To enable fault tolerance, we support a non-MPI version that uses NCCL for forming distributed groups, and BOOST for CPU-CPU communication.
cmake -DSM=xx -DCMAKE_BUILD_TYPE=Release -DBUILD_PYT=ON -DBUILD_MULTI_GPU=ON -DBUILD_STREAM_SYNC=ON -DBUILD_TEST_FAILURES=ON -DBUILD_WITH_BOOST=ON ..
make -j12
Start the controller
python ../examples/pytorch/gpt/controller_open_loop.py --num_peers N --num_prompt_peers M --num_token_peers K --tensor_parallelism Y --controller_ip <CONTROLLER_IP> --workers_ip_file /tmp/ip_info --ubatch_size b --num_requests X --input_len P --with_ft
At each worker i:
export DEJAVU_CONTROLLER_IP=<CONTROLLER_IP>
export MASTER_ADDR=<IP of rank 0>
export MASTER_PORT=29501
export PROMPT_MASTER_ADDR=<IP of prompt rank 0>
export TOKEN_MASTER_ADDR=<IP of token rank 0>
export NCCL_COMM_ID=<IP of rank 0>:29512
python3.8 ../examples/pytorch/gpt/api_worker_open.py --tensor_para_size=Y --prompt_pipeline_para_size=M//Y --token_pipeline_para_size=K//Y --backend nccl --ckpt_path <path_to_model> --weights_data_type fp16 --inference_data_type fp16 --ubatch_size b --num_requests X --rank i --world_size N --input_len P
Fault-tolerance is supported in the non-MPI version of DéjàVu.
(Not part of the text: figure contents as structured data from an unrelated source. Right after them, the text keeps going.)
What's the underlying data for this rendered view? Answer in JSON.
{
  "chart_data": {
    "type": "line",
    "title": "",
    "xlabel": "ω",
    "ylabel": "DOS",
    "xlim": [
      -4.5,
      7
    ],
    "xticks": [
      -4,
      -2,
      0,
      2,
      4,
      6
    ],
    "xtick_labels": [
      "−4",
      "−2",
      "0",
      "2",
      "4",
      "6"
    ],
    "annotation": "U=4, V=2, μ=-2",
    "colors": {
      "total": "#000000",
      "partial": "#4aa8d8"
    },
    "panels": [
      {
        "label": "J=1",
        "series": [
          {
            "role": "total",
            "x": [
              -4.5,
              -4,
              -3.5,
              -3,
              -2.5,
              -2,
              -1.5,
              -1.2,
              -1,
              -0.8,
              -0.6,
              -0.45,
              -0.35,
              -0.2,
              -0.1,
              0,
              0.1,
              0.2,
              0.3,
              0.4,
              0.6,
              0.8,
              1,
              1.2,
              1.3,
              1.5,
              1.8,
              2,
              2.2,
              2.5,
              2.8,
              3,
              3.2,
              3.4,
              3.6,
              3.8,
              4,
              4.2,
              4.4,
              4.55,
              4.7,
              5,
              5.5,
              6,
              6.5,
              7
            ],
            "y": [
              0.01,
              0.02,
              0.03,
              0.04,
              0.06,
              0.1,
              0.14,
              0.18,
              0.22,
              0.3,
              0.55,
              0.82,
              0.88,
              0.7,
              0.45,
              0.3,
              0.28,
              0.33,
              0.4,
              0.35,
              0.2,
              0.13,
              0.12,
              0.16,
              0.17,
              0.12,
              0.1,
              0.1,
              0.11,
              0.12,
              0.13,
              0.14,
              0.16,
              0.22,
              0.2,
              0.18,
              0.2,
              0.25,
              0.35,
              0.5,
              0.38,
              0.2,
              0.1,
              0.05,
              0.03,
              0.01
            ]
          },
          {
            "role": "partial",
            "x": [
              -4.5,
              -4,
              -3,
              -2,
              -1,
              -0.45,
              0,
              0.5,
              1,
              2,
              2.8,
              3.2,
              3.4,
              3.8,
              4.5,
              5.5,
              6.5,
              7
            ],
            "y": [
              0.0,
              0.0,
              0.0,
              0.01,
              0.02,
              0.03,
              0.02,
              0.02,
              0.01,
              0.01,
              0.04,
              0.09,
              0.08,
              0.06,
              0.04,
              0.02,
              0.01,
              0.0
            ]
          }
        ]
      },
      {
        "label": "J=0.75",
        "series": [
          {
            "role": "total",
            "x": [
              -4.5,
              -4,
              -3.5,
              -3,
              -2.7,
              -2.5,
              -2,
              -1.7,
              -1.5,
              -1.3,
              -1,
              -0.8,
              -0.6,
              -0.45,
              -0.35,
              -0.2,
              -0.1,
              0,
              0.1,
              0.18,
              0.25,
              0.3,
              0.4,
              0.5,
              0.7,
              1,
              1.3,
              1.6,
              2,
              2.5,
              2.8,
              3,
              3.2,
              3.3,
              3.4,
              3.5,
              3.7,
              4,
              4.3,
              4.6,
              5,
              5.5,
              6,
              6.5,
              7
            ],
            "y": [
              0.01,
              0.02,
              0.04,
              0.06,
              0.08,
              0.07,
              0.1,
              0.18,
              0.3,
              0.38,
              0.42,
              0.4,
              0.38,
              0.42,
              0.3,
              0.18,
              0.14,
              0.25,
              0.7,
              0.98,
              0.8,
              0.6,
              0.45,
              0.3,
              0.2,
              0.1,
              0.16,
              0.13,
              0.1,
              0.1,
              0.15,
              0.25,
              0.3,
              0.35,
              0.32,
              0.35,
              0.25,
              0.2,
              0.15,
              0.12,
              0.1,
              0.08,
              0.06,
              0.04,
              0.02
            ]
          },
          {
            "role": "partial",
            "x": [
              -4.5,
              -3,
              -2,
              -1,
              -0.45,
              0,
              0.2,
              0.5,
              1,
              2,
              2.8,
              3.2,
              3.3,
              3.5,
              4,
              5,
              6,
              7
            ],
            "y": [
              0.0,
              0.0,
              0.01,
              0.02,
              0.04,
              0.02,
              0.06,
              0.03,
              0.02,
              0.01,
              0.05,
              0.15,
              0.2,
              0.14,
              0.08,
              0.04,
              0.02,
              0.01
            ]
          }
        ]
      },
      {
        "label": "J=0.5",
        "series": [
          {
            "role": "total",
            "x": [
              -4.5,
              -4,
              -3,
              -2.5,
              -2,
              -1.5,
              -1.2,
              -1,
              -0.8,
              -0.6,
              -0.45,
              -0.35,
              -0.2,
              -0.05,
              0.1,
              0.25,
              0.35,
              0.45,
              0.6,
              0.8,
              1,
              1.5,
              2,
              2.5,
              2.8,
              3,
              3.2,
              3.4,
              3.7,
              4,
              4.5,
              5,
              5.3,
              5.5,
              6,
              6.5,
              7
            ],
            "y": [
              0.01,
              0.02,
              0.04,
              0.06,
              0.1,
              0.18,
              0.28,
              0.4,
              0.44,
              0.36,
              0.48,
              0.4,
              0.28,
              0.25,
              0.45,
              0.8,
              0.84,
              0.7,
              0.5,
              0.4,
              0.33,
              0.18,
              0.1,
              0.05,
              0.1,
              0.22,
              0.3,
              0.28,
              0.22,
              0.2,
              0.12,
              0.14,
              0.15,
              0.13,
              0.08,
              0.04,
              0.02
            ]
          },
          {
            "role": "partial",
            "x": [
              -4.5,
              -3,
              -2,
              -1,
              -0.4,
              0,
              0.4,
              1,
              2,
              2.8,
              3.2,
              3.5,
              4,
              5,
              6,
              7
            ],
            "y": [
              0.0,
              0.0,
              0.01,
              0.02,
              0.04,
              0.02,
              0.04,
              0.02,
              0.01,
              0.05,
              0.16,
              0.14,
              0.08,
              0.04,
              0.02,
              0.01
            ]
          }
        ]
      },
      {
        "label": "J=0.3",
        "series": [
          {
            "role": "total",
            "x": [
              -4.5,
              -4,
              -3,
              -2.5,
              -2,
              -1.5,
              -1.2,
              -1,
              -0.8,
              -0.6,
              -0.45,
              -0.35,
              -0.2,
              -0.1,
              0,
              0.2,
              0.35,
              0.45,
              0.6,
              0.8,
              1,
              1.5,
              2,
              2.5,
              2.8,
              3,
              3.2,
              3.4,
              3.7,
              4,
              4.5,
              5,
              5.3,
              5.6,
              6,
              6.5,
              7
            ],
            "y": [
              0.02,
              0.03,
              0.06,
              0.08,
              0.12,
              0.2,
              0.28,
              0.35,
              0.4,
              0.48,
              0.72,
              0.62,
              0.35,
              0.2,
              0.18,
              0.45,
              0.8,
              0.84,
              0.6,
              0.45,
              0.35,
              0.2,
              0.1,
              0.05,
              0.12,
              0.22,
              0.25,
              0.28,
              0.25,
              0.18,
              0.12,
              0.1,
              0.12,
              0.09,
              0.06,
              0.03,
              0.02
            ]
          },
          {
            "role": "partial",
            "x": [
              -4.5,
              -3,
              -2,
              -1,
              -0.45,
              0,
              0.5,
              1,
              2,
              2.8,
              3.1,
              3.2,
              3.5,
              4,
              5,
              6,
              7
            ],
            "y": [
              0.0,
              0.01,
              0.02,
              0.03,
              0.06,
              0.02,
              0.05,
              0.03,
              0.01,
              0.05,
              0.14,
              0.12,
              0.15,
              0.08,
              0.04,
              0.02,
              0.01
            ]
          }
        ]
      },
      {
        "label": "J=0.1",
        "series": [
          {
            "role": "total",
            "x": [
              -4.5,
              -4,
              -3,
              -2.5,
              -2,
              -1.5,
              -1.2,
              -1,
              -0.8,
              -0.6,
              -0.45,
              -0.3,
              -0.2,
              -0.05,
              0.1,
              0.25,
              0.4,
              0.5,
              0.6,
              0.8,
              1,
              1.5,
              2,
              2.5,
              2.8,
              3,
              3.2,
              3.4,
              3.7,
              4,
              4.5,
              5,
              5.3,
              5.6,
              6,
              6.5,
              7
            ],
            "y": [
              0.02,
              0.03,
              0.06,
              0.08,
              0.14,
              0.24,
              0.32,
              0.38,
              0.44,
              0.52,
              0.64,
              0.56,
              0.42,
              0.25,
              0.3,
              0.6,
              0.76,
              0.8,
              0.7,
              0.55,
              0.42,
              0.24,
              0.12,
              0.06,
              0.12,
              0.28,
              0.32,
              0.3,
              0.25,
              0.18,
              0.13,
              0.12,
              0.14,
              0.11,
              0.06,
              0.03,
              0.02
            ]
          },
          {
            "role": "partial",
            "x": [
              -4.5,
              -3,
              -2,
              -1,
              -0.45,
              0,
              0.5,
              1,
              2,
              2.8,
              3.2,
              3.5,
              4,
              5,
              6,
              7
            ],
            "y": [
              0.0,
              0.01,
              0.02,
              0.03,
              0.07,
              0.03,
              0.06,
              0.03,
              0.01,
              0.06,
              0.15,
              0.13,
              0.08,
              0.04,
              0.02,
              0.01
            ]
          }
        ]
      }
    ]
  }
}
To showcase DéjàVu's behavior in case of failures, you can:
- Kill all DéjàVu-related processes in a node.
- The remaining processes will do some cleanup (can be observed from output messages)
Currently, DéjàVu supports only static allocation, meaning that the alive processes will wait until the failed process restarts.
- Restart the failed process by
python3.8 ../examples/pytorch/gpt/api_worker_open.py --tensor_para_size=Y --prompt_pipeline_para_size=M//Y --token_pipeline_para_size=K//Y --backend nccl --ckpt_path <path_to_model> --weights_data_type fp16 --inference_data_type fp16 --ubatch_size b --num_requests X --rank i --world_size N --input_len P
changing the variables accordingly, and add the '--restart' and '--failures F' option, if this is the F inference restart.
For our experiments in Figures 10 and 11, we used background processes (replicas) for DéjàVu. For example, to test inference with 3 failures, you can start 3 background (replica) processes as shown above setting F=1,2,3 when invoking each of the processes.